Arabella hampir tidak mengenali suara rintihan yang keluar dari bibirnya sendiri karena suara tersebut terdengar sangat asing. Arabella bahkan tidak tahu bahwa ia bisa merintih seperti saat ini.
Bergerak gelisah, ia tidak menyukai rasa pakaian yang menggesek kulitnya. Ia ingin menanggalkan pakaiannya yang semakin terasa tidak nyaman dan membungkusnya dengan erat. Rambut panjangnya pun sangat mengganggu karena melekat erat pada leher dan pundaknya yang terasa lembab akibat keringat.
Apa yang sebenarnya sedang terjadi? Tubuhnya terasa panas. Sangat panas. Bukan hanya semata-mata permukaan kulitnya saja, namun jauh di dalam tubuhnya, darahnya pun terasa panas. Jantungnya berdegup kencang dan Arabella mendapatkan dorongan untuk melakukan sesuatu.
Membuka mata, Arabella menatap ke atas langit-langit yang sedikit remang namun cahaya lampunya cukup membuat mata Arabella silau. Memicingkan mata, Arabella berharap seseorang meredupkan lampu tersebut dan memberitahunya apa yang sedang terjadi kepadanya.
Tepat pada saat itu, wajah seseorang masuk ke dalam jarak pandangnya dan Arabella dapat merasakan sepasang tangan kokoh mengangkat tubuhnya, memeluknya dengan sebelah tangan.

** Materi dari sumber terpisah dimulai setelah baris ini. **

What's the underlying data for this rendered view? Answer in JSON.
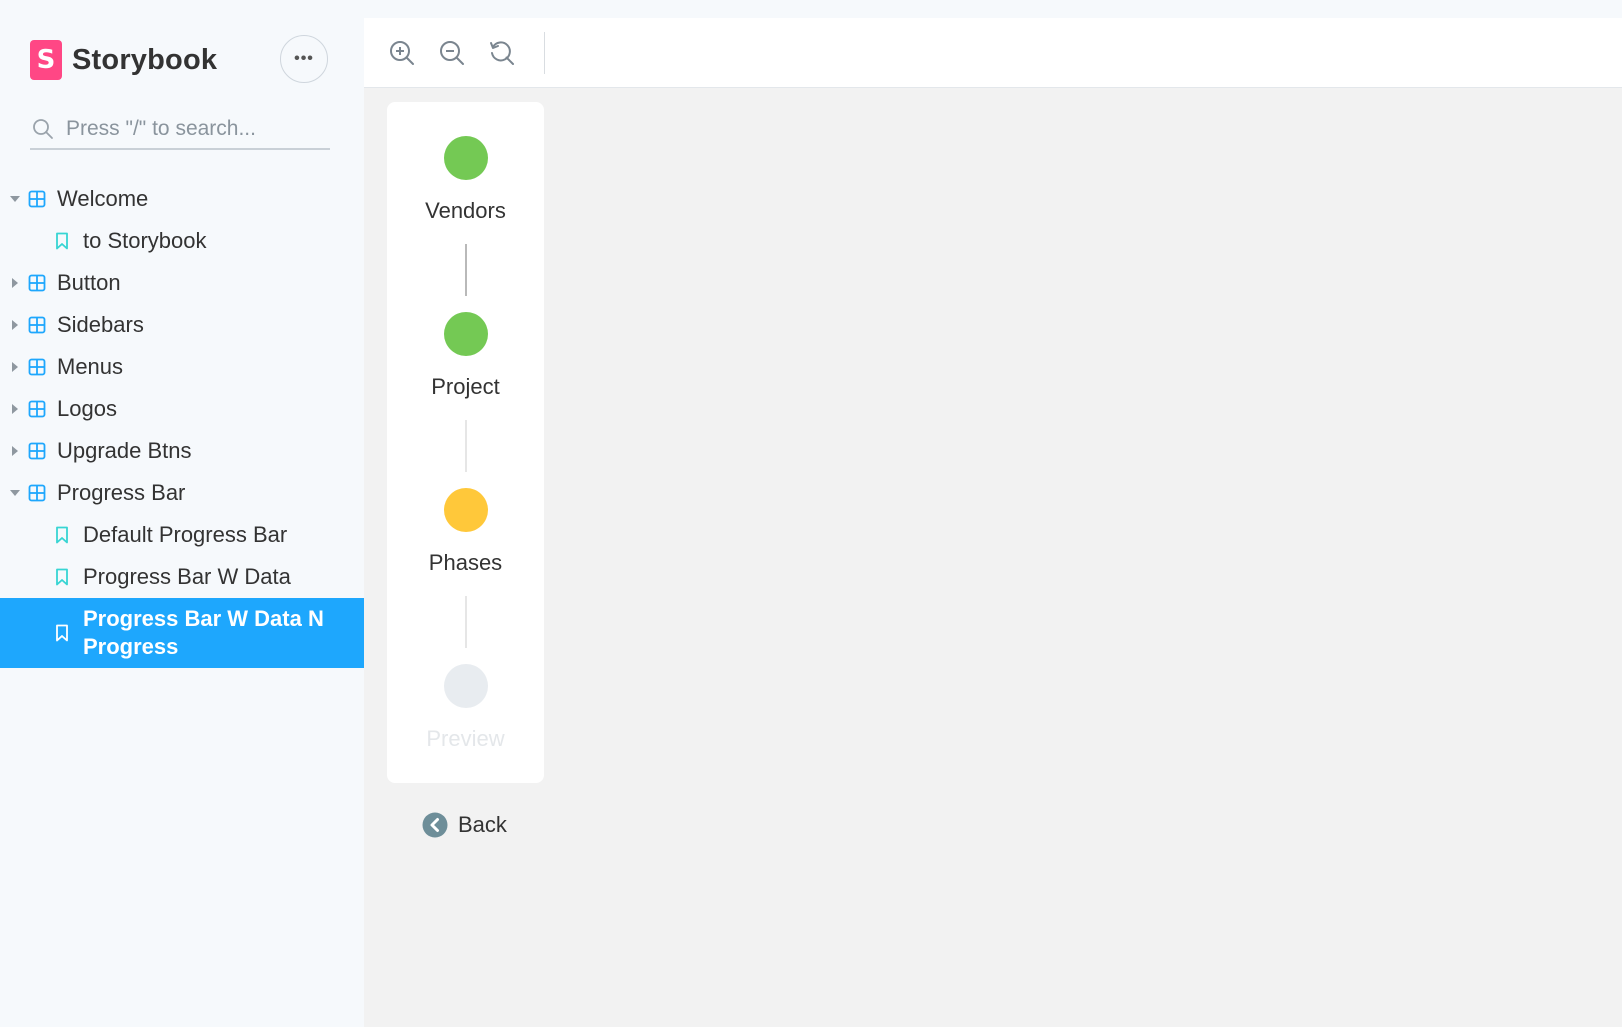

Oh, Tuhan, sesuatu yang buruk pasti telah terjadi padanya, karena untuk pertama kalinya, Arabella merasakan sebuah dorongan kuat untuk mendekatkan tubuhnya pada sosok yang mengangkatnya.

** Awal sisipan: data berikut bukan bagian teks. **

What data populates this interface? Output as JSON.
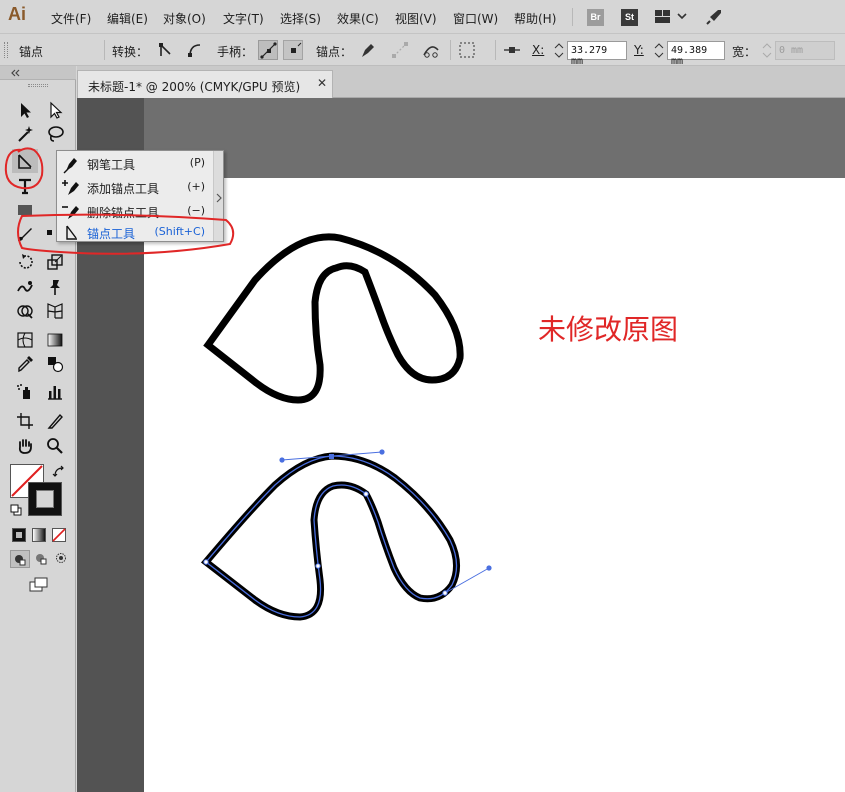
{
  "app": {
    "logo": "Ai",
    "menus": [
      "文件(F)",
      "编辑(E)",
      "对象(O)",
      "文字(T)",
      "选择(S)",
      "效果(C)",
      "视图(V)",
      "窗口(W)",
      "帮助(H)"
    ],
    "bridge_badge": "Br",
    "stock_badge": "St"
  },
  "controlbar": {
    "tool_name": "锚点",
    "convert_label": "转换：",
    "handle_label": "手柄：",
    "anchor_label": "锚点：",
    "x_label": "X:",
    "x_value": "33.279 mm",
    "y_label": "Y:",
    "y_value": "49.389 mm",
    "w_label": "宽：",
    "w_value": "0 mm"
  },
  "document": {
    "tab_title": "未标题-1* @ 200% (CMYK/GPU 预览)",
    "close_glyph": "✕"
  },
  "flyout": {
    "items": [
      {
        "label": "钢笔工具",
        "shortcut": "(P)",
        "icon": "pen-icon"
      },
      {
        "label": "添加锚点工具",
        "shortcut": "(+)",
        "icon": "add-anchor-icon"
      },
      {
        "label": "删除锚点工具",
        "shortcut": "(−)",
        "icon": "delete-anchor-icon"
      },
      {
        "label": "锚点工具",
        "shortcut": "(Shift+C)",
        "icon": "anchor-point-icon",
        "active": true
      }
    ]
  },
  "annotation": {
    "text": "未修改原图",
    "color": "#e02727"
  },
  "colors": {
    "accent_blue": "#1a62d6",
    "selection_blue": "#4a6fe0",
    "annotation_red": "#e02727"
  }
}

"Kau baik-baik saja, Belle?"
Lincoln Brooks. Bahkan di tengah situasinya yang seperti ini, Arabella masih bisa mengenali wajah dan suara pria itu.
Arabella mengangkat tangan dan mencengkeram pakaian Lincoln, menuruti instingnya untuk mendekatkan tubuh mereka. Pikirannya memintanya untuk berhenti, untuk mengambil kendali dirinya, tapi tubuhnya berteriak bahwa ia membutuhkan sentuhan ini.
"P-please," rintih Arabella. Ia tidak mengerti apa yang ia minta namun berharap bahwa pria itu tahu dan bisa membantunya lepas dari penderitaan ini.
Oh, yes, this definitely tortures. Craving for something that you have no idea of and thinking you might die if you lose that touch.
"Shh..., kau ada dalam pengaruh obat perangsang, Belle."
Obat perangsang? Itukah yang terjadi padanya?
"Iya, Belle, that's what happening right now."
Arabella tidak tahu bahwa ia menyuarakan pikirannya secara lantang hingga Lincoln menjawabnya. Memandang pria itu, Arabella menerima tatapan...kasihan? Arabella tidak tahu. Yang ia tahu adalah, akhirnya ia mengerti kenapa tubuhnya terasa terbakar dan jantungnya berpacu cepat.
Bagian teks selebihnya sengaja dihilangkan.